Cigna Corp. subsidiary Halfmoon Parent Inc. has priced an offering of $20 billion of senior notes.
The offering consists of $1 billion of senior floating rate notes due 2020 with an interest rate equal to the three-month London interbank offered rate plus 0.35% per annum; $1.75 billion of 3.200% senior notes due 2020; $1 billion of senior floating rate notes due 2021 with an interest rate equal to the three-month LIBOR plus 0.65% per annum; $1.25 billion of 3.400% senior notes due 2021; $700 million of senior floating rate notes due 2023 with an interest rate equal to the three-month LIBOR plus 0.89% per annum; $3.10 billion of 3.750% senior notes due 2023; $2.20 billion of 4.125% senior notes due 2025; $3.80 billion of 4.375% senior notes due 2028; $2.20 billion of 4.800% senior notes due 2038; and $3 billion of 4.900% senior notes due 2048.

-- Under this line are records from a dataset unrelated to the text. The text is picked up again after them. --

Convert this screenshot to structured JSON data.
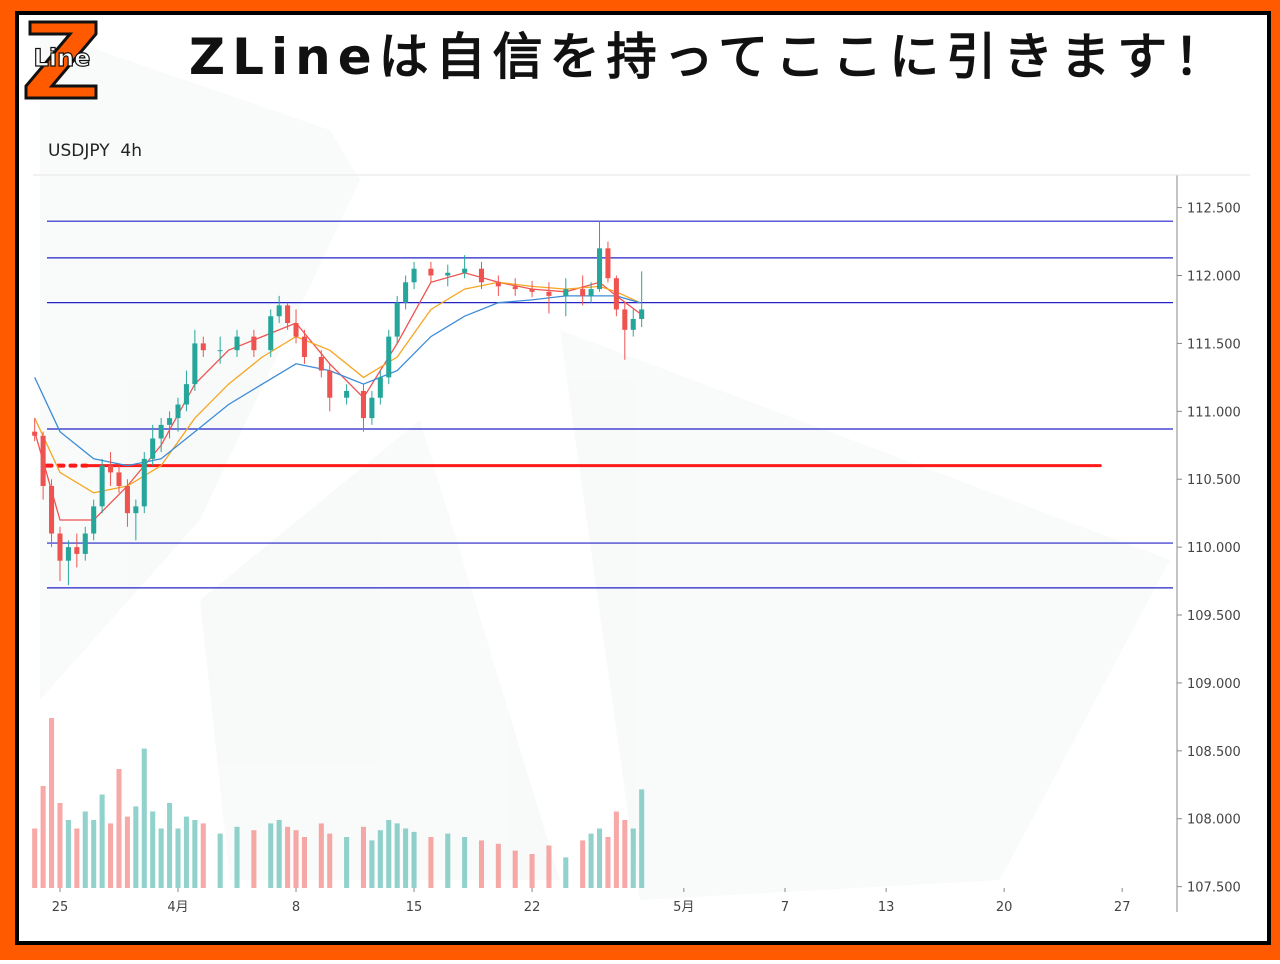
{
  "logo": {
    "letter": "Z",
    "text": "Line"
  },
  "headline": "ZLineは自信を持ってここに引きます！",
  "chart_data": {
    "type": "candlestick",
    "title": "USDJPY  4h",
    "up_color": "#26a69a",
    "down_color": "#ef5350",
    "xlim": [
      -1.6,
      66.25
    ],
    "xticks": [
      {
        "value": 0,
        "label": "25"
      },
      {
        "value": 7,
        "label": "4月"
      },
      {
        "value": 14,
        "label": "8"
      },
      {
        "value": 21,
        "label": "15"
      },
      {
        "value": 28,
        "label": "22"
      },
      {
        "value": 37,
        "label": "5月"
      },
      {
        "value": 43,
        "label": "7"
      },
      {
        "value": 49,
        "label": "13"
      },
      {
        "value": 56,
        "label": "20"
      },
      {
        "value": 63,
        "label": "27"
      }
    ],
    "ylim": [
      107.49,
      112.74
    ],
    "yticks": [
      {
        "value": 107.5,
        "label": "107.500"
      },
      {
        "value": 108,
        "label": "108.000"
      },
      {
        "value": 108.5,
        "label": "108.500"
      },
      {
        "value": 109,
        "label": "109.000"
      },
      {
        "value": 109.5,
        "label": "109.500"
      },
      {
        "value": 110,
        "label": "110.000"
      },
      {
        "value": 110.5,
        "label": "110.500"
      },
      {
        "value": 111,
        "label": "111.000"
      },
      {
        "value": 111.5,
        "label": "111.500"
      },
      {
        "value": 112,
        "label": "112.000"
      },
      {
        "value": 112.5,
        "label": "112.500"
      }
    ],
    "candles": {
      "x": [
        -1.5,
        -1,
        -0.5,
        0,
        0.5,
        1,
        1.5,
        2,
        2.5,
        3,
        3.5,
        4,
        4.5,
        5,
        5.5,
        6,
        6.5,
        7,
        7.5,
        8,
        8.5,
        9.5,
        10.5,
        11.5,
        12.5,
        13,
        13.5,
        14,
        14.5,
        15.5,
        16,
        17,
        18,
        18.5,
        19,
        19.5,
        20,
        20.5,
        21,
        22,
        23,
        24,
        25,
        26,
        27,
        28,
        29,
        30,
        31,
        31.5,
        32,
        32.5,
        33,
        33.5,
        34,
        34.5
      ],
      "open": [
        110.85,
        110.82,
        110.45,
        110.1,
        109.9,
        110.0,
        109.95,
        110.1,
        110.3,
        110.6,
        110.55,
        110.45,
        110.25,
        110.3,
        110.65,
        110.8,
        110.9,
        110.95,
        111.05,
        111.2,
        111.5,
        111.45,
        111.45,
        111.55,
        111.45,
        111.7,
        111.78,
        111.65,
        111.55,
        111.4,
        111.3,
        111.1,
        111.15,
        110.95,
        111.1,
        111.25,
        111.55,
        111.8,
        111.95,
        112.05,
        112.0,
        112.02,
        112.05,
        111.95,
        111.92,
        111.9,
        111.88,
        111.85,
        111.9,
        111.85,
        111.9,
        112.2,
        111.98,
        111.75,
        111.6,
        111.68
      ],
      "high": [
        110.95,
        110.85,
        110.5,
        110.15,
        110.05,
        110.1,
        110.15,
        110.35,
        110.65,
        110.7,
        110.6,
        110.5,
        110.35,
        110.7,
        110.9,
        110.95,
        111.0,
        111.1,
        111.3,
        111.6,
        111.55,
        111.55,
        111.6,
        111.6,
        111.75,
        111.85,
        111.8,
        111.75,
        111.6,
        111.45,
        111.35,
        111.2,
        111.2,
        111.15,
        111.3,
        111.6,
        111.85,
        112.0,
        112.1,
        112.1,
        112.08,
        112.15,
        112.1,
        112.0,
        111.98,
        111.96,
        111.95,
        111.98,
        112.0,
        111.95,
        112.4,
        112.25,
        112.0,
        111.8,
        111.75,
        112.03
      ],
      "low": [
        110.78,
        110.35,
        110.0,
        109.75,
        109.72,
        109.85,
        109.9,
        110.05,
        110.25,
        110.45,
        110.4,
        110.15,
        110.05,
        110.25,
        110.6,
        110.7,
        110.8,
        110.85,
        111.0,
        111.15,
        111.4,
        111.35,
        111.4,
        111.4,
        111.4,
        111.65,
        111.6,
        111.5,
        111.35,
        111.25,
        111.0,
        111.05,
        110.85,
        110.9,
        111.05,
        111.2,
        111.5,
        111.75,
        111.9,
        111.95,
        111.92,
        111.98,
        111.9,
        111.85,
        111.85,
        111.84,
        111.72,
        111.7,
        111.78,
        111.8,
        111.88,
        111.95,
        111.7,
        111.38,
        111.55,
        111.62
      ],
      "close": [
        110.82,
        110.45,
        110.1,
        109.9,
        110.0,
        109.95,
        110.1,
        110.3,
        110.6,
        110.55,
        110.45,
        110.25,
        110.3,
        110.65,
        110.8,
        110.9,
        110.95,
        111.05,
        111.2,
        111.5,
        111.45,
        111.45,
        111.55,
        111.45,
        111.7,
        111.78,
        111.65,
        111.55,
        111.4,
        111.3,
        111.1,
        111.15,
        110.95,
        111.1,
        111.25,
        111.55,
        111.8,
        111.95,
        112.05,
        112.0,
        112.02,
        112.05,
        111.95,
        111.92,
        111.9,
        111.88,
        111.85,
        111.9,
        111.85,
        111.9,
        112.2,
        111.98,
        111.75,
        111.6,
        111.68,
        111.75
      ],
      "volume": [
        35,
        60,
        100,
        50,
        40,
        35,
        45,
        40,
        55,
        38,
        70,
        42,
        48,
        82,
        45,
        35,
        50,
        35,
        42,
        40,
        38,
        32,
        36,
        34,
        38,
        40,
        36,
        34,
        30,
        38,
        32,
        30,
        36,
        28,
        34,
        40,
        38,
        35,
        33,
        30,
        32,
        30,
        28,
        26,
        22,
        20,
        25,
        18,
        28,
        32,
        35,
        30,
        45,
        40,
        35,
        58
      ]
    },
    "volume_ylim": [
      0,
      100
    ],
    "moving_averages": [
      {
        "color": "#ef5350",
        "x": [
          -1.5,
          0,
          2,
          4,
          6,
          8,
          10,
          12,
          14,
          16,
          18,
          20,
          22,
          24,
          26,
          28,
          30,
          32,
          33,
          34.4
        ],
        "values": [
          110.85,
          110.2,
          110.2,
          110.45,
          110.75,
          111.2,
          111.45,
          111.55,
          111.65,
          111.35,
          111.1,
          111.5,
          111.95,
          112.02,
          111.95,
          111.9,
          111.88,
          111.95,
          111.85,
          111.72
        ]
      },
      {
        "color": "#f5a623",
        "x": [
          -1.5,
          0,
          2,
          4,
          6,
          8,
          10,
          12,
          14,
          16,
          18,
          20,
          22,
          24,
          26,
          28,
          30,
          32,
          33,
          34.4
        ],
        "values": [
          110.95,
          110.55,
          110.4,
          110.45,
          110.6,
          110.95,
          111.2,
          111.4,
          111.55,
          111.45,
          111.25,
          111.4,
          111.75,
          111.9,
          111.95,
          111.92,
          111.9,
          111.92,
          111.88,
          111.8
        ]
      },
      {
        "color": "#3d8bd6",
        "x": [
          -1.5,
          0,
          2,
          4,
          6,
          8,
          10,
          12,
          14,
          16,
          18,
          20,
          22,
          24,
          26,
          28,
          30,
          32,
          33,
          34.4
        ],
        "values": [
          111.25,
          110.85,
          110.65,
          110.6,
          110.65,
          110.85,
          111.05,
          111.2,
          111.35,
          111.3,
          111.2,
          111.3,
          111.55,
          111.7,
          111.8,
          111.82,
          111.85,
          111.85,
          111.85,
          111.8
        ]
      }
    ],
    "levels": {
      "color": "#2323c8",
      "values": [
        112.4,
        112.13,
        111.8,
        110.87,
        110.03,
        109.7
      ]
    },
    "highlight": {
      "color": "#ff1a1a",
      "value": 110.6,
      "x": [
        -0.8,
        61.7
      ]
    }
  }
}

The notes, except for 4.900% senior notes due 2048, are subject to a special mandatory redemption if the pending acquisition of Express Scripts Holding Co. does not occur before Sept. 4, 2019, or if Halfmoon Parent notifies Cigna that it will not pursue the consummation of the acquisition.
Halfmoon Parent intends to use the proceeds from the offering, together with cash on hand and proceeds of borrowings under certain credit facilities and/or issuances of commercial paper, to partly pay the cash portion of the consideration for Express Scripts' acquisition and repay certain debts of Express Scripts and its subsidiaries. The remaining proceeds, if any, may be used for general corporate purposes.
The offering is expected to close Sept. 17.